Der Fall
Kinn den Aufzug. Darnell sah sie und musste grinsen. »Oh, oh, Sie müssen aber heute wieder Wheaties gegessen haben – Sie sehen aus wie der absolute Champion!«
»Das ist mein Geheimrezept«, sagte Sara.
Bevor sich die Lifttür schloss, sprang ein junger Mann in einem kurzärmeligen Hemd in die Kabine. Sara erkannte sofort den Mann in ihm wieder, der nicht nur die Festnahmeformulare im ECAB abgeliefert, sondern sie auch auf die Idee gebracht hatte, Stockwells Fall zu klauen.

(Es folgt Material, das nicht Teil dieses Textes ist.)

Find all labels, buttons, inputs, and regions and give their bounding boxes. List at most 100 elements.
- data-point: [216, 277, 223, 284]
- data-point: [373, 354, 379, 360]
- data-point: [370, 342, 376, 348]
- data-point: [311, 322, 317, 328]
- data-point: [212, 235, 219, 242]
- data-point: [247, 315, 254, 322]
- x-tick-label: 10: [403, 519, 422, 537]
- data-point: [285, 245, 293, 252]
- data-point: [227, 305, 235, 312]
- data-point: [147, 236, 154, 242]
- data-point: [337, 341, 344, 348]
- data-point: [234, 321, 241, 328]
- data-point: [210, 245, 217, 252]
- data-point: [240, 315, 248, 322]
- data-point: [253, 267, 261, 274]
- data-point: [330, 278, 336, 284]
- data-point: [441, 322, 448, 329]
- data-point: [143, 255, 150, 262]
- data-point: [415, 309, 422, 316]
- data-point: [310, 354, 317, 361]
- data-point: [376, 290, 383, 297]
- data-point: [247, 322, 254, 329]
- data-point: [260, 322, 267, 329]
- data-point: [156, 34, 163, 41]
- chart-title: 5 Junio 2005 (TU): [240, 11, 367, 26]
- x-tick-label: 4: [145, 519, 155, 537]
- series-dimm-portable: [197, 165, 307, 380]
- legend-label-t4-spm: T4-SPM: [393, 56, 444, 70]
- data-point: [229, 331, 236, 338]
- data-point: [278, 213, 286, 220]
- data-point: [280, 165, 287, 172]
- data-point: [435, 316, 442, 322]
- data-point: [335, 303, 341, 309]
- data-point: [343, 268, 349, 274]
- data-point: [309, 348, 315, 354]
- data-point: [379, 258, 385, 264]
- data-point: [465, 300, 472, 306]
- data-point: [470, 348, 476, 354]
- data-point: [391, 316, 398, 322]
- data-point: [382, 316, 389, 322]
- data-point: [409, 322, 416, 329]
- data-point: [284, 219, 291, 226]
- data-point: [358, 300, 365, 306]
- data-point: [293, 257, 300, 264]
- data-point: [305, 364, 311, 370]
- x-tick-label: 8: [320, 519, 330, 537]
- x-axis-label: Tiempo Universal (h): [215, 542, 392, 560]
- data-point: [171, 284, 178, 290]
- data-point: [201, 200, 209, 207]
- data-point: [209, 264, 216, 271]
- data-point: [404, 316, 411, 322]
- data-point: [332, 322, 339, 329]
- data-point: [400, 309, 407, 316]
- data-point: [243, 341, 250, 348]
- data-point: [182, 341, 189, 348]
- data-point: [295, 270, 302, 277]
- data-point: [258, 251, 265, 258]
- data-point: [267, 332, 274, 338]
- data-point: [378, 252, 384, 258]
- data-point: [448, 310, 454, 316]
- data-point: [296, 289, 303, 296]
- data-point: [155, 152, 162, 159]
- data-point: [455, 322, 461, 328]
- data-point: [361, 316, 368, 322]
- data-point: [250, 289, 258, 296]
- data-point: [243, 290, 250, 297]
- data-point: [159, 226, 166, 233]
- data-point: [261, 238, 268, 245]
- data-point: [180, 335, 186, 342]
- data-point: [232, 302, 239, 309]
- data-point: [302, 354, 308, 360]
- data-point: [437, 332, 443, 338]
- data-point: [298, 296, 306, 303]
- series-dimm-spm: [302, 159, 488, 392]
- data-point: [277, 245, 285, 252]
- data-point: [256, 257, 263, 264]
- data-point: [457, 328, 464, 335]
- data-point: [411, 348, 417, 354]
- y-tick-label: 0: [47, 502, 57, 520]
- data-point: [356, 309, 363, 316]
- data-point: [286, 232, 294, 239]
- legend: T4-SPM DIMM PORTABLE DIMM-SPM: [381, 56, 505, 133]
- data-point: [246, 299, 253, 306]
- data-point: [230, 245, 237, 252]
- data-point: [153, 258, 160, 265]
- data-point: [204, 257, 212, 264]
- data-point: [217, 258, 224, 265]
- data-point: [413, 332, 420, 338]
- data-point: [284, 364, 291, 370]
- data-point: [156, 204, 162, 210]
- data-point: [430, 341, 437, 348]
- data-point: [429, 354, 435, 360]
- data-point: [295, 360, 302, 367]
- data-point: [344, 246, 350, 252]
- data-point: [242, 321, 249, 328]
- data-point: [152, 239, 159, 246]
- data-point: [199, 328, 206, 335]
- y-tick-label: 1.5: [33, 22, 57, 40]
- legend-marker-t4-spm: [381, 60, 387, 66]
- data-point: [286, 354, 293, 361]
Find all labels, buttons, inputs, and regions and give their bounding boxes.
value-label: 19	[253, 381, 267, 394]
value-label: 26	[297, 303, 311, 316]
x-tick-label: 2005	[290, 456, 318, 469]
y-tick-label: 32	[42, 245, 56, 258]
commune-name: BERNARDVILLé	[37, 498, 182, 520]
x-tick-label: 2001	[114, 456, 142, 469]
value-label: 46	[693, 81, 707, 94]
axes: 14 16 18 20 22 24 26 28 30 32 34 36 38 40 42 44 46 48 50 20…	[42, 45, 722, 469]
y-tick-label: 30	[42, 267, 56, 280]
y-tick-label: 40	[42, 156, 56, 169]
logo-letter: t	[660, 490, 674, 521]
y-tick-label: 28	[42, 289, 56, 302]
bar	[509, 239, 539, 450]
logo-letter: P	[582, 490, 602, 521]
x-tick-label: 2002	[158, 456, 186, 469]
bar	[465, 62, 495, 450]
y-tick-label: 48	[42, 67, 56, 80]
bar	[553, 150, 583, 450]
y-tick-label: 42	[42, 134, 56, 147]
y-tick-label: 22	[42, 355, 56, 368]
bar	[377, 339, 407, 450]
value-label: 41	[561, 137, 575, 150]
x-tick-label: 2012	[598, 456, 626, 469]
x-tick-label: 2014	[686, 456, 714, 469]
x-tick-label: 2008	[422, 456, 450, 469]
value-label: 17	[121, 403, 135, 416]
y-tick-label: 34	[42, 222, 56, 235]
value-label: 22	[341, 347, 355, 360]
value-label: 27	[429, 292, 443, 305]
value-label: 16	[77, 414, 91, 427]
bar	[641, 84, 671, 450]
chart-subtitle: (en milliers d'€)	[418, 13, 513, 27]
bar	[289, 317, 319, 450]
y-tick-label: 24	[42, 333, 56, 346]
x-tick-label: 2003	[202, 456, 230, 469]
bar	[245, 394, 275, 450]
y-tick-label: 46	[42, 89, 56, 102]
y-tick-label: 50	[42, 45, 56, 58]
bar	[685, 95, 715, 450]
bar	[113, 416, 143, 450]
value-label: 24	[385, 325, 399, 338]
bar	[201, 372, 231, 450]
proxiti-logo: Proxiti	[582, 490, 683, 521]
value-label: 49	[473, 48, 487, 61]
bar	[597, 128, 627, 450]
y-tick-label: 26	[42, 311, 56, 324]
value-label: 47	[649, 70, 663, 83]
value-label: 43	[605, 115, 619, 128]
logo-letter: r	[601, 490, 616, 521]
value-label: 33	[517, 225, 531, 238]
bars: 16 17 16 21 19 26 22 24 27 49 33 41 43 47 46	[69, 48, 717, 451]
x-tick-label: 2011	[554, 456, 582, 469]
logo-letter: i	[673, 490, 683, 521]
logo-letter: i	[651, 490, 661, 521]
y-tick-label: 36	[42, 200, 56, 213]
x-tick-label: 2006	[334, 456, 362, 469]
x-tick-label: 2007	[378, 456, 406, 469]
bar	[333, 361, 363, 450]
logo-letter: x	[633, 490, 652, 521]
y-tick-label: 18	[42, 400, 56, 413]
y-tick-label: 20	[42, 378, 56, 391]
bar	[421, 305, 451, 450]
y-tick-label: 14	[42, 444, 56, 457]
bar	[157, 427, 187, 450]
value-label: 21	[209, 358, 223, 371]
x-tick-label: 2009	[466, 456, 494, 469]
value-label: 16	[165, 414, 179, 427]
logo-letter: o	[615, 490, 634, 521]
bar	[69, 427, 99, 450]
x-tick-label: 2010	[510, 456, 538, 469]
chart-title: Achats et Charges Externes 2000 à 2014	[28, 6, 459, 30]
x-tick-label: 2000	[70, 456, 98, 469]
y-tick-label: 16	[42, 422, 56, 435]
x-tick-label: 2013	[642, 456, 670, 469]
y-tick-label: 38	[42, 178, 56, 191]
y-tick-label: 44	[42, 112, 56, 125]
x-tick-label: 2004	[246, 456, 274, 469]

»Was gibt’s Neues, Darnell?«, fragte er den Liftführer. »Irgendwelche heiße neue Gerüchte, die ich … Hey«, rief er, als er Sara sah. »Schön, Sie mal wiederzusehen!«
»Sie kennen sich?«, fragte Darnell.
»In gewisser Weise.« Sara streckte die Hand aus. »Übrigens, ganz offiziell bin ich Sara.«
»Malcolm«, sagte der junge Mann, als die Lifttür zuging. »Und wie kommen Sie mit Ihrem Fall voran? Hatte ich recht, oder hatte ich recht!«
»Es war genau, wie Sie gesagt haben: ein klasse Fall.«
»Natürlich war es ein klasse Fall! Wenn nicht, hätten Sie ihn nicht gekriegt.«
Sara zog eine Augenbraue hoch. »Wie bitte?«
»Sie wissen schon, den Fall.«
»Und was ist mit dem Fall?«
Malcolm schwieg betreten. Schließlich sagte er: »Entschuldigung. Ich dachte, darüber hätten Sie bereits gesprochen.«
»Worüber? Und mit wem?«
Malcolm sah Darnell an, dann wieder Sara. Beide blickten ihn fragend an. »Also, mehr will ich dazu nicht sagen. Wie es scheint, habe ich sowieso schon wieder zu viel geredet.«
»Malcolm …«
»Nein, nein, nein, kommt überhaupt nicht infrage! Wenn Sie irgendwelche Fragen haben, wenden Sie sich an Stockwell.« Als im sechsten Stock die Lifttür aufging, verließ Malcolm die Kabine. »Bis später, Sara. Bye, Darnell.«
Als die Tür wieder zuging, fragte Darnell: »Ist irgendwas? Sie sind ja kreidebleich.«
»Fahren Sie mich einen Stock höher«, sagte Sara. »Schnell.«
Sara stürmte aus dem Lift und direkt in ihr Büro, wo sie einen ihrer alten Notizblöcke aus einer Schreibtischschublade holte. Reiß dich zusammen, redete sie sich gut zu. Lass dich jetzt nicht durcheinander bringen. Überleg einfach, wie und warum es dazu gekommen ist. Sie spulte das Gespräch mit Malcolm noch einmal Silbe für Silbe in ihrem Kopf ab. Wenn nicht, hätten Sie ihn nicht gekriegt. Wenn nicht, hätte ich ihn nicht gekriegt. Wenn nicht, hätte ich ihn nicht gekriegt. Sie blätterte in ihrem Block, bis sie eine leere Seite fand. Wieder einmal fragte sie sich: Warum könnte Victor Stockwell diesen Fall gewollt haben? Gewissenhaft und systematisch ging sie alle ihre alten Antworten durch: Weil er Kozlow kennt, weil er Kozlow hasst, weil er Kozlow bestrafen will.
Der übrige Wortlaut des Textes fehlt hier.